The move from outdated buildings at Tyn-y-Coed to the Conwy Morfa estate has created 50 jobs. The new site will house the company’s laboratory facilities and data centre when it moves. But there are also plans afoot to redevelop the old site at Tyn-y-Coed.
It appears the Welsh Assembly stepped in after directors planned to move their operations from the site in Wales due to the age of the building and facilities. Also the need for bigger premises warranted an IT relocation.

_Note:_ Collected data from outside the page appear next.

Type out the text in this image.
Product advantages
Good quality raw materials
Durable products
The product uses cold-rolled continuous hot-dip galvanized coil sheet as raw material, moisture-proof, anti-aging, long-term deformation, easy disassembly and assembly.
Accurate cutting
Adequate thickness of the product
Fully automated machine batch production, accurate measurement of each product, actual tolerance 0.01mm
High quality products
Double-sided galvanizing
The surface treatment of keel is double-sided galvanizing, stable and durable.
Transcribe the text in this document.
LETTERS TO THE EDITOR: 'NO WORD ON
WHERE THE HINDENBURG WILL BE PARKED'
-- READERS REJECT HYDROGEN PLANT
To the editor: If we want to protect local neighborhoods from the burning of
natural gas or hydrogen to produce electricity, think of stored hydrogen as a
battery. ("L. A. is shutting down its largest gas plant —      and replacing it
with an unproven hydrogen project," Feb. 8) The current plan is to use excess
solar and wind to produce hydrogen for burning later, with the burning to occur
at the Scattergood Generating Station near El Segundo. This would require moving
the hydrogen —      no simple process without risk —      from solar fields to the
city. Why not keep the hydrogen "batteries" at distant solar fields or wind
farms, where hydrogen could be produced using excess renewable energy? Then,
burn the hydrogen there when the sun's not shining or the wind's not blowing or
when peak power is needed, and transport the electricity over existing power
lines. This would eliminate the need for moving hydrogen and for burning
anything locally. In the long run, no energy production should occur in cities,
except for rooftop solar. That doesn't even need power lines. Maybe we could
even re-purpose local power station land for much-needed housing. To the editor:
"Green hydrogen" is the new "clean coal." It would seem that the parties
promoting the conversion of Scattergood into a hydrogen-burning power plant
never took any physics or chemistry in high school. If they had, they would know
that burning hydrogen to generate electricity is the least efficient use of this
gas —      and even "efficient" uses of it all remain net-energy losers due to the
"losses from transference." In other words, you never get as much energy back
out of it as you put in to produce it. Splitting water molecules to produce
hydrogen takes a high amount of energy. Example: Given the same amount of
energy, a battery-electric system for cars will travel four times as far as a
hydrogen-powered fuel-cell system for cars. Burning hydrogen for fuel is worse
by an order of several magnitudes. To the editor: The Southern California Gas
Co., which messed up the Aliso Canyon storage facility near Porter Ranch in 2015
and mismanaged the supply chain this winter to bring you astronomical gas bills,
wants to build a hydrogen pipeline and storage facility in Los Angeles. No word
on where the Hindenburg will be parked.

This new move to keep the firm within the local area has safeguarded 242 jobs and hopefully will create another 48 jobs. Keeping employers open in North Wales has increasingly become an important aspect of regional import in the Welsh Assembly of late after February last year, when Quinton Hazell Automotive Limited announced the loss of 196 jobs at both their sitea, with nearly 80 of them at the Conwy site due to tough economic circumstances.
Indeed a lot of firms are having to consider moving premises completely to cut costs and to keep workers in jobs in areas like North Wales. Therefore data relocation companies up and down the UK have reported an increase in business, particularly in areas of redevelopment or where companies are looking to move to more suitable premises. The age of buildings and the availability of space to house the company and its equipment can lead to a complete IT relocation.
Moving a firm to new premises can seem like a vast organisational conundrum at first glance but when employers consider the positive impact it can have on keeping their employees in a job and cutting their overheads, it can make all the difference between the business picking up and having to downsixe, thus cuttting jobs. After the initial investment of moving offices, equipment and completing an IT relocation has been completed the company can settle into the business of making a profit once again.